Потом позвонил снова. Послышалось шарканье, скрежет ключа, и на пороге появилась немолодая медсестра с узкими раскосыми глазами на скуластом лице. Белая крахмальная шапочка на ее голове напоминала рогатую немецкую каску времен первой мировой войны.
— К кому? — хмуро спросила сестра.
— Кашуба Вера Евдокимовна.
— Нельзя, — отрезала она, — в день — одно свидание, а у ней уже были. Отец. А вы кто ей будуте?
— Да так… Знакомый.
— Знакомый… — сестра сверлила Максима глазами. — Нельзя. Если родственники, тогда еще… Или муж, — во взгляде светилось любопытство. — А сейчас вообще обед. Потом «тихий час».

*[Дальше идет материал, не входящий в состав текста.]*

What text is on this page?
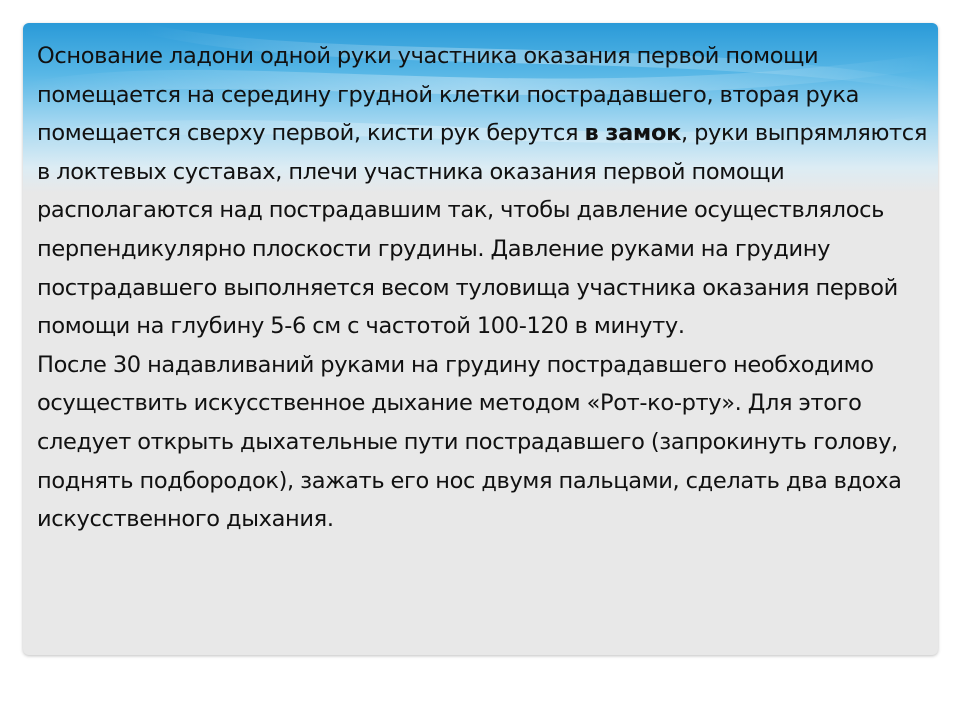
Основание ладони одной руки участника оказания первой помощи помещается на середину грудной клетки пострадавшего, вторая рука помещается сверху первой, кисти рук берутся в замок, руки выпрямляются в локтевых суставах, плечи участника оказания первой помощи располагаются над пострадавшим так, чтобы давление осуществлялось перпендикулярно плоскости грудины. Давление руками на грудину пострадавшего выполняется весом туловища участника оказания первой помощи на глубину 5-6 см с частотой 100-120 в минуту.

После 30 надавливаний руками на грудину пострадавшего необходимо осуществить искусственное дыхание методом «Рот-ко-рту». Для этого следует открыть дыхательные пути пострадавшего (запрокинуть голову, поднять подбородок), зажать его нос двумя пальцами, сделать два вдоха искусственного дыхания.
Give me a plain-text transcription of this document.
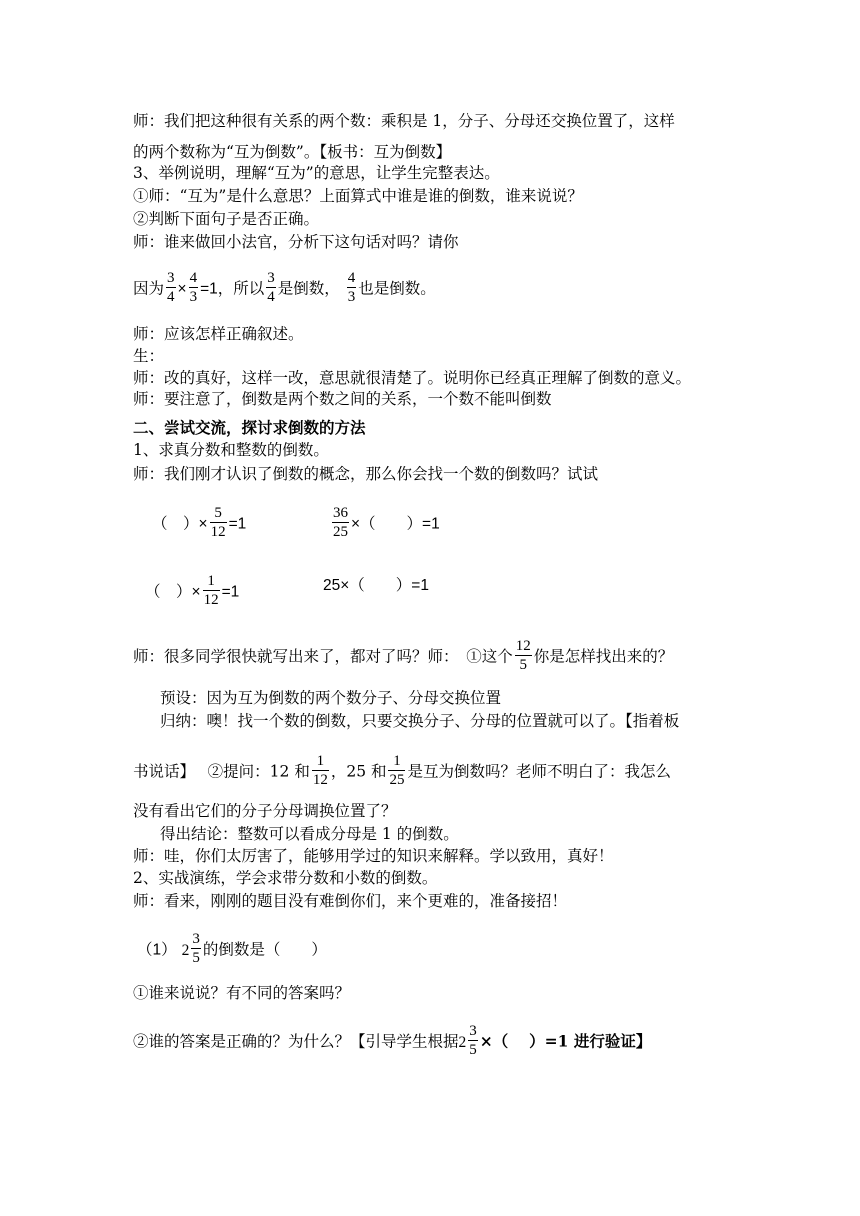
师：我们把这种很有关系的两个数：乘积是 1，分子、分母还交换位置了，这样
的两个数称为“互为倒数”。【板书：互为倒数】
3、举例说明，理解“互为”的意思，让学生完整表达。
①师：“互为”是什么意思？上面算式中谁是谁的倒数，谁来说说？
②判断下面句子是否正确。
师：谁来做回小法官，分析下这句话对吗？请你
因为 $\frac{3}{4} \times \frac{4}{3} =1$，所以 $\frac{3}{4}$ 是倒数， $\frac{4}{3}$ 也是倒数。
师：应该怎样正确叙述。
生：
师：改的真好，这样一改，意思就很清楚了。说明你已经真正理解了倒数的意义。
师：要注意了，倒数是两个数之间的关系，一个数不能叫倒数
二、尝试交流，探讨求倒数的方法
1、求真分数和整数的倒数。
师：我们刚才认识了倒数的概念，那么你会找一个数的倒数吗？试试
（　）× $\frac{5}{12} =1$	$\frac{36}{25}$ ×（　　）=1
（　）× $\frac{1}{12} =1$	25×（　　）=1
师：很多同学很快就写出来了，都对了吗？师：　①这个 $\frac{12}{5}$ 你是怎样找出来的？
预设：因为互为倒数的两个数分子、分母交换位置
归纳：噢！找一个数的倒数，只要交换分子、分母的位置就可以了。【指着板
书说话】　 ②提问：12 和 $\frac{1}{12}$ ，25 和 $\frac{1}{25}$ 是互为倒数吗？老师不明白了：我怎么
没有看出它们的分子分母调换位置了？
得出结论：整数可以看成分母是 1 的倒数。
师：哇，你们太厉害了，能够用学过的知识来解释。学以致用，真好！
2、实战演练，学会求带分数和小数的倒数。
师：看来，刚刚的题目没有难倒你们，来个更难的，准备接招！
（1） $2 \frac{3}{5}$ 的倒数是（　　）
①谁来说说？有不同的答案吗？
②谁的答案是正确的？为什么？【引导学生根据$2 \frac{3}{5}$ ×（　 ）=1 进行验证】
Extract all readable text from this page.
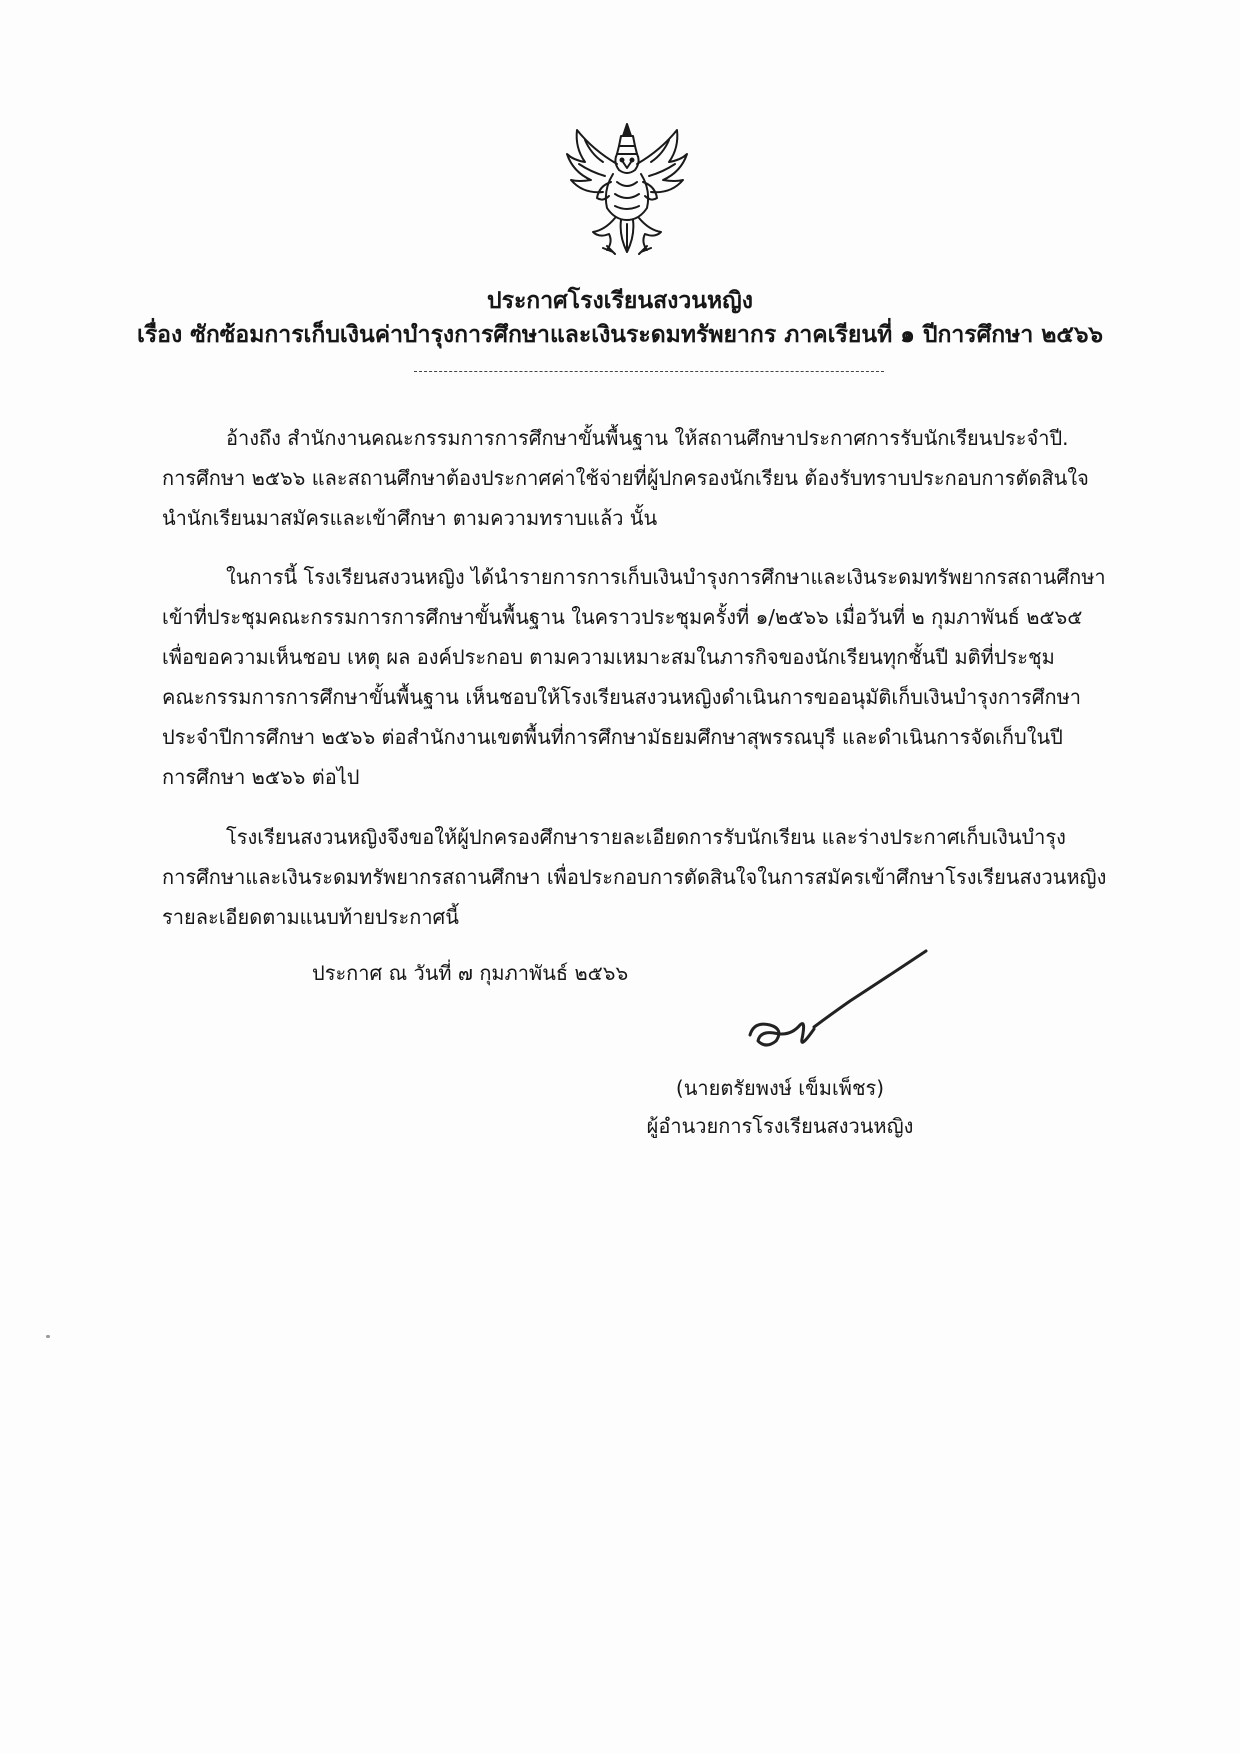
ประกาศโรงเรียนสงวนหญิง
เรื่อง ซักซ้อมการเก็บเงินค่าบำรุงการศึกษาและเงินระดมทรัพยากร ภาคเรียนที่ ๑ ปีการศึกษา ๒๕๖๖
อ้างถึง สำนักงานคณะกรรมการการศึกษาขั้นพื้นฐาน ให้สถานศึกษาประกาศการรับนักเรียนประจำปี.
การศึกษา ๒๕๖๖ และสถานศึกษาต้องประกาศค่าใช้จ่ายที่ผู้ปกครองนักเรียน ต้องรับทราบประกอบการตัดสินใจ
นำนักเรียนมาสมัครและเข้าศึกษา ตามความทราบแล้ว นั้น
ในการนี้ โรงเรียนสงวนหญิง ได้นำรายการการเก็บเงินบำรุงการศึกษาและเงินระดมทรัพยากรสถานศึกษา
เข้าที่ประชุมคณะกรรมการการศึกษาขั้นพื้นฐาน ในคราวประชุมครั้งที่ ๑/๒๕๖๖ เมื่อวันที่ ๒ กุมภาพันธ์ ๒๕๖๕
เพื่อขอความเห็นชอบ เหตุ ผล องค์ประกอบ ตามความเหมาะสมในภารกิจของนักเรียนทุกชั้นปี มติที่ประชุม
คณะกรรมการการศึกษาขั้นพื้นฐาน เห็นชอบให้โรงเรียนสงวนหญิงดำเนินการขออนุมัติเก็บเงินบำรุงการศึกษา
ประจำปีการศึกษา ๒๕๖๖ ต่อสำนักงานเขตพื้นที่การศึกษามัธยมศึกษาสุพรรณบุรี และดำเนินการจัดเก็บในปี
การศึกษา ๒๕๖๖ ต่อไป
โรงเรียนสงวนหญิงจึงขอให้ผู้ปกครองศึกษารายละเอียดการรับนักเรียน และร่างประกาศเก็บเงินบำรุง
การศึกษาและเงินระดมทรัพยากรสถานศึกษา เพื่อประกอบการตัดสินใจในการสมัครเข้าศึกษาโรงเรียนสงวนหญิง
รายละเอียดตามแนบท้ายประกาศนี้
ประกาศ ณ วันที่ ๗ กุมภาพันธ์ ๒๕๖๖
(นายตรัยพงษ์ เข็มเพ็ชร)
ผู้อำนวยการโรงเรียนสงวนหญิง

Наверное, надо было сунуть ей рубль. Раньше Максим так бы и поступил. Или начал бы говорить комплименты и охмурил. Или сообщил: представьте себе, приехал к родной сестре на полчаса из Байконура, завтра — в полет. Но сейчас у него, как это часто случалось в последнее время, одеревенели мысли.
— Передайте, — понуро произнес он, протягивая сестре кулек со сливами и цветы. — Всего доброго.
Сестра явно не ожидала такого оборота, готова была к длинному диалогу, — ее будут умолять, она, торжествуя, отказывать, а потом, кто знает… Она растерялась.
— От кого хоть? Молодой человек! Что сказать? От кого передача? Кто приходил?
— Знакомый. Передавал привет, — повторил Максим.
Нельзя так нельзя…
Жара за эти несколько минут ухитрилась сделаться еще злее. Не спасала даже тень старых деревьев.
Возле корпуса пахло щами и тухлой рыбой. Двое рослых парней со слепыми лицами подкатили к дверям тележку, на которой тошнотворно дымился большой алюминиевый бак. Максим побрел по аллее к выходу. На клумбах улыбались веселые цветочки — «анютины глазки». Интересно, что было здесь раньше? Похоже, барская усадьба, — главный корпус с колоннами напоминает господский дом. А теперь вот — клиника для душевнобольных. Бедлам. Психушка.